Rookies with 1-3 UFC matches earn a standard salary of $4,000, while seasoned veterans with 21 or more games receive the top base number of $21,000.

In addition, champions earn an extra $42,000, while title challengers receive $32,000, helping the sport’s elite stars compensate for their marquee fights. That was reflected in the tournament-high $42,000 Pantoja received as the defending flyweight king.

But apart from their nightly paychecks, everything UFC athletes earn significant residual income through the Promotional Guidelines royalty system. Fighters continue to receive 20-30% of UFC merchandise sales with their name, likeness or logo in perpetuity.
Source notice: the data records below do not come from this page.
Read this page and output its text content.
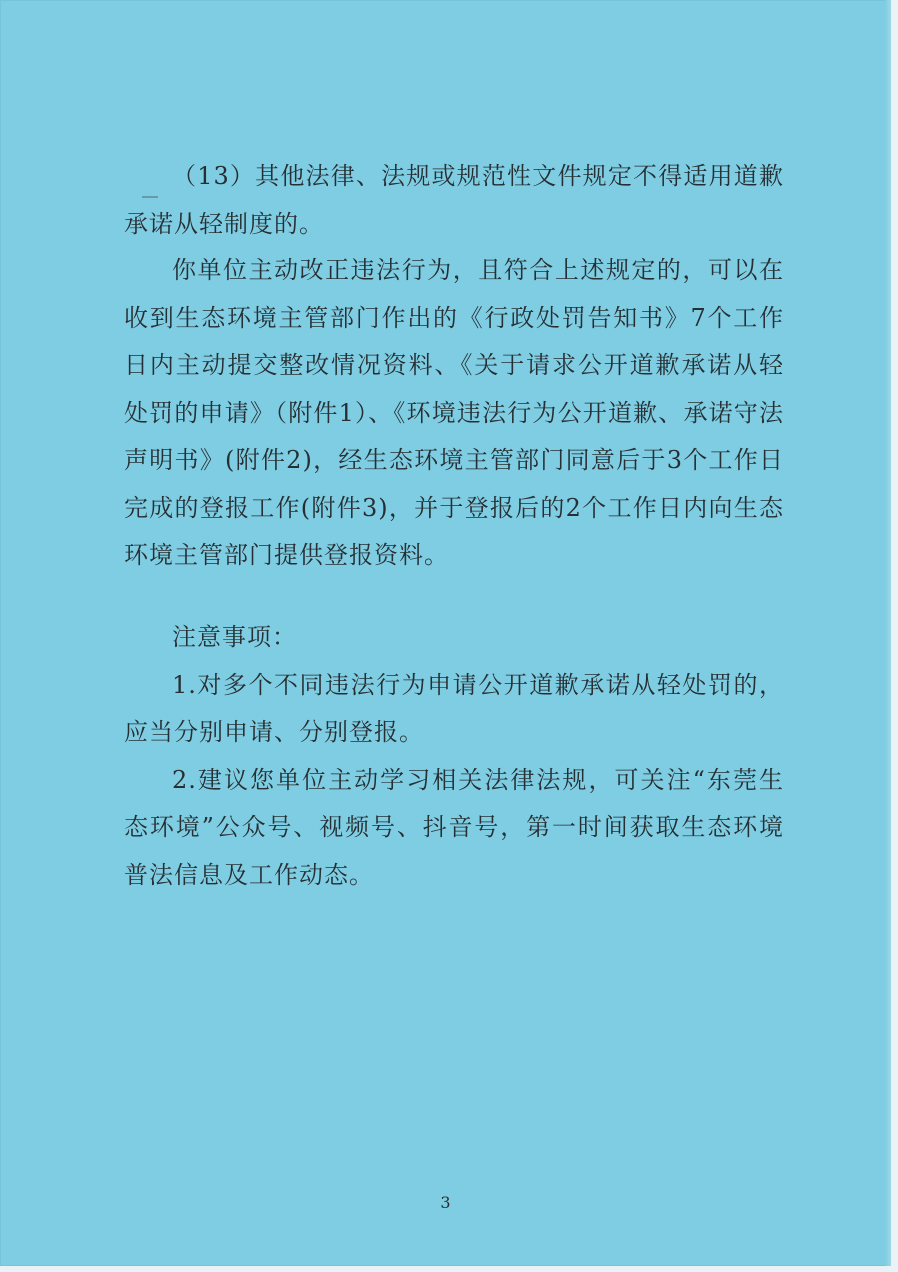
（13）其他法律、法规或规范性文件规定不得适用道歉承诺从轻制度的。

你单位主动改正违法行为，且符合上述规定的，可以在收到生态环境主管部门作出的《行政处罚告知书》7个工作日内主动提交整改情况资料、《关于请求公开道歉承诺从轻处罚的申请》（附件1）、《环境违法行为公开道歉、承诺守法声明书》(附件2)，经生态环境主管部门同意后于3个工作日完成的登报工作(附件3)，并于登报后的2个工作日内向生态环境主管部门提供登报资料。

注意事项：
1.对多个不同违法行为申请公开道歉承诺从轻处罚的，应当分别申请、分别登报。
2.建议您单位主动学习相关法律法规，可关注“东莞生态环境”公众号、视频号、抖音号，第一时间获取生态环境普法信息及工作动态。
3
So while the $280,000 total payout from UFC 301 is already an impressive number, long-term merchandise royalties will ensure that this diverse group of international athletes will continue to benefit from their epic performances for years to come.

The UFC continues to make athlete compensation a top priority through innovative programs like this one. Year-to-date, 2024 Promotional Guidelines payouts totaled $2.92 million across 16 events worldwide, following the $8.19 million paid out for all of 2023.

As the world’s leading mixed martial arts promotion stages even more spectacles throughout the rest of the year, these significant payouts aim to properly compensate and motivate the brave men and women who put it all on the line inside the famous Octagon. From established champions and superstars to up-and-coming contenders, the UFC makes sure its athletes reap their fair share of windfalls.